Laurie Marbas, MD, MBA
Very good. Finally, I was just meant to ask questions. Given the increasing popularity of fasting for weight loss and metabolic health, how can medical professionals help guide them? What should they say, if doctors want to help or are interested? Where can they go? For more information?
Alan Goldhamer, DC
One thing they can do is go to our website at fasting.org, which is the fasting compendium site. All the research and literature on fasting have been collected. It’s all freely available. They can call me at any time. I’m happy to talk to any clinician who is interested in pursuing this. We have a residency training program for our health workers or doctors at no cost. We have, the foundation, provide them with room, board, and training at no cost to the doctor, where they can undergo training and learn how to fast effectively and use a whole plant food diet. We have a couple hundred doctors that have completed that training. That’s a great way of expanding your experience and getting a chance to do something that many doctors never get to do and that sees people get well. Most doctors will tell you they’ve been treating hypertension and diabetes their whole career, and they may never have seen anybody get well. Because under medical care, you never get well. They guarantee you’ll never get well because they say, Look, take these drugs; you will be on these drugs the rest of your life. I promise you, you do what you’re told.
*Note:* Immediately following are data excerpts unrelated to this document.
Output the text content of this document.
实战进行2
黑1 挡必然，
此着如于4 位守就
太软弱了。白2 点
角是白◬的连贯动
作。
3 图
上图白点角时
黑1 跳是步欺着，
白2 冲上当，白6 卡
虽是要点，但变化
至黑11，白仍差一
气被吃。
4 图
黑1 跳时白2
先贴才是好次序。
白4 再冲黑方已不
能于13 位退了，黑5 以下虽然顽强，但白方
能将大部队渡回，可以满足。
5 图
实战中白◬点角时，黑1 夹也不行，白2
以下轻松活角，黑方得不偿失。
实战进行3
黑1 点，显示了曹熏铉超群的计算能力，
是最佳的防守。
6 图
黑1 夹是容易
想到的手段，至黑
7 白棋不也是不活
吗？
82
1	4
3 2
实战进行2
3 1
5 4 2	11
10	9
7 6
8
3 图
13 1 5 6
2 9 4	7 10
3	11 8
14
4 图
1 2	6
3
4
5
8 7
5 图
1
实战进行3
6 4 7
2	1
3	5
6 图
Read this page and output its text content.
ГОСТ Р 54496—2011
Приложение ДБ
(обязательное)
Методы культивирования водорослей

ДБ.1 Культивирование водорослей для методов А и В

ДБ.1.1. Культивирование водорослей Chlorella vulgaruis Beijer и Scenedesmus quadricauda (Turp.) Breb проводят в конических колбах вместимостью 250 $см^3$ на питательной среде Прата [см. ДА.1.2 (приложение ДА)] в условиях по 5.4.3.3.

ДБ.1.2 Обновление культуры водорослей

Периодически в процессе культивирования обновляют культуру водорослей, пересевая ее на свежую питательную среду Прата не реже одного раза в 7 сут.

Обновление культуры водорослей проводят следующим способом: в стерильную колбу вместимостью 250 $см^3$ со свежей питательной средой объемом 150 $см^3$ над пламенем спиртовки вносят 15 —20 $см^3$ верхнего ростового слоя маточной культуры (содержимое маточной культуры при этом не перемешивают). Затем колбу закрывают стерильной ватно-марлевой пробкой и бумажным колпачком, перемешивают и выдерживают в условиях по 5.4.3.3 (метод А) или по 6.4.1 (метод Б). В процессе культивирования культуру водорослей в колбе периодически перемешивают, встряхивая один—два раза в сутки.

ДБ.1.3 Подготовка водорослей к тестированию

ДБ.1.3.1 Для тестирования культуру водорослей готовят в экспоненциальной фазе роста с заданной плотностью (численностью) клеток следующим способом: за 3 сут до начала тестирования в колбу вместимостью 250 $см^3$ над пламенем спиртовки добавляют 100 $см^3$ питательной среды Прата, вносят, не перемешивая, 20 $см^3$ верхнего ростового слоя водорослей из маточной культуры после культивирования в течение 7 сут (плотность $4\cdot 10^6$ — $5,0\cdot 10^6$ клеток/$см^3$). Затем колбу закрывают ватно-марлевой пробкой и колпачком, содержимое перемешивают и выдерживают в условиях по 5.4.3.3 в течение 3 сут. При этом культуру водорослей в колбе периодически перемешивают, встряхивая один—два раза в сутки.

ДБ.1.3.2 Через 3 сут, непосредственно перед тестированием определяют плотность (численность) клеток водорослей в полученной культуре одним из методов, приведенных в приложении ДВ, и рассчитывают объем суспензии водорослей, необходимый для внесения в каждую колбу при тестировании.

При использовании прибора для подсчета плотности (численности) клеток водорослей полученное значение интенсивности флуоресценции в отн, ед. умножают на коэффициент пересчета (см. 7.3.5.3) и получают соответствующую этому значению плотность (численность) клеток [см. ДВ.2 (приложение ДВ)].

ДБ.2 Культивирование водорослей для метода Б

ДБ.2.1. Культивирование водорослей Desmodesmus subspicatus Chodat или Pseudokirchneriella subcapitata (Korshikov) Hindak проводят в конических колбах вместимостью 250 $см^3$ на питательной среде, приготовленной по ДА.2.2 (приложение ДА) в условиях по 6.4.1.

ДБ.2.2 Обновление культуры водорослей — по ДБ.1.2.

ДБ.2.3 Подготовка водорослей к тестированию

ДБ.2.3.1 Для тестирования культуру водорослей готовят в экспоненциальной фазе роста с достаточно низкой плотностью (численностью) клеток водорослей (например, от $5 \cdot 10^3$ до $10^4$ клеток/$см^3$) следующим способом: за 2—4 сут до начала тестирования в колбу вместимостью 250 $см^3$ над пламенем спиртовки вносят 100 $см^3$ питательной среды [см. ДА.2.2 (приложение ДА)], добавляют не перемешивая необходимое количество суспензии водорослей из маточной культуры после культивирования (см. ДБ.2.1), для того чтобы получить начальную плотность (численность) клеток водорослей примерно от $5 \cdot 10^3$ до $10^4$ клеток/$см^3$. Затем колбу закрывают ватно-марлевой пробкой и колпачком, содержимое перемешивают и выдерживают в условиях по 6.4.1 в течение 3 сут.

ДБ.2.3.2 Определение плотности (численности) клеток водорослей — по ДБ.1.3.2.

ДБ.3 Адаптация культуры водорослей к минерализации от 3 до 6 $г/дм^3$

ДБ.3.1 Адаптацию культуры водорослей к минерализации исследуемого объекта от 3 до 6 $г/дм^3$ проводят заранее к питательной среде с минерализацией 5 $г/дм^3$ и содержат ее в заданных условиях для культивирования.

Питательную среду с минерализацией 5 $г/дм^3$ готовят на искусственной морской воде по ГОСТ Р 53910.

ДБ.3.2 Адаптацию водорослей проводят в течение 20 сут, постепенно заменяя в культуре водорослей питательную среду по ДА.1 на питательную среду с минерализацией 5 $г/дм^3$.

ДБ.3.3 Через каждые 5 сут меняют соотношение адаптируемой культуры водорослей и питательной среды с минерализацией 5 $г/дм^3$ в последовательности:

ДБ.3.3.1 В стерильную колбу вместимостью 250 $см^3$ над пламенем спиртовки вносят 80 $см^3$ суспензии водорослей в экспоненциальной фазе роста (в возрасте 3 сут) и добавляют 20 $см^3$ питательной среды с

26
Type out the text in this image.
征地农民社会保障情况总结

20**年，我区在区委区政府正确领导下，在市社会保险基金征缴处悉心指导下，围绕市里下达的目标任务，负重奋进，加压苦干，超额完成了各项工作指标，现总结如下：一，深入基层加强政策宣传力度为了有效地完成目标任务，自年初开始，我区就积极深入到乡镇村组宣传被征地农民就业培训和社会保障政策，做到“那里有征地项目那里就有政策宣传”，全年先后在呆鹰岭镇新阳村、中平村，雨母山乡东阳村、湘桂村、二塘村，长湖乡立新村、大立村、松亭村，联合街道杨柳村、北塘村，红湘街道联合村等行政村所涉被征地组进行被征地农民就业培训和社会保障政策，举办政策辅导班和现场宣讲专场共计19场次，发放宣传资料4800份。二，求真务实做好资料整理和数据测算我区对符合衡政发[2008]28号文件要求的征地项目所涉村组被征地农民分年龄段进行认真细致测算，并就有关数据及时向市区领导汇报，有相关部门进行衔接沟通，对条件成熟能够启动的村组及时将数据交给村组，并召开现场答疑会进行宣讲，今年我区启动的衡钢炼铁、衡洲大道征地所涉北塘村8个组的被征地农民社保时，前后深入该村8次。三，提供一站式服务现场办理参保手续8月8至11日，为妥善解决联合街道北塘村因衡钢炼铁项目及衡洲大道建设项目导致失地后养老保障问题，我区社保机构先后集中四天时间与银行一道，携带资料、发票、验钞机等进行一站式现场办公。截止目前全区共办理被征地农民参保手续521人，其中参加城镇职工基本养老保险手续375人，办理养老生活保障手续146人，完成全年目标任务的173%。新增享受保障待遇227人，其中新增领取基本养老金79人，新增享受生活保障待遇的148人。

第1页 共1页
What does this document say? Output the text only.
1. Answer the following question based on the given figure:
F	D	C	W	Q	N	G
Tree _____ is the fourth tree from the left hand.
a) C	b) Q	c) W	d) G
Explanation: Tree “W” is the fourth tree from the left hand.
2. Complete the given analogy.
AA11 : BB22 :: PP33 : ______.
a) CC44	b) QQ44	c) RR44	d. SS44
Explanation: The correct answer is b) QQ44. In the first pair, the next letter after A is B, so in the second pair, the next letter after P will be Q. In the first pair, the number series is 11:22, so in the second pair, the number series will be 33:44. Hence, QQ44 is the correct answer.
You’ll never recover. That’s true for diabetes, hypertension, and autoimmune diseases. That’s the standard of medical care. It’s giving drugs that don’t resolve the actual cause of the problem but manage some of the secondary symptoms. It’s a very different experience when you get people to make lifestyle changes so the body can heal itself.
Laurie Marbas, MD, MBA
Well, I echo everything you’re saying. It’s part of the joy of practicing using a whole-food, plant-based diet, and lifestyle medicine to see people get well. Thank you so much for your time today, Dr. Goldhamer. We’re excited for people to further look into the resources you have, and could you say that one more time? What were the two domains?
Alan Goldhamer, DC
Our primary website, TrueNorthHealth.com, will get them everything they need. On that website, they can link to fasting.org, which is the fasting compendium website, which contains research articles.
Laurie Marbas, MD, MBA
Awesome. Perfect. Thank you again, everyone, for listening, and looking forward to the next conversation.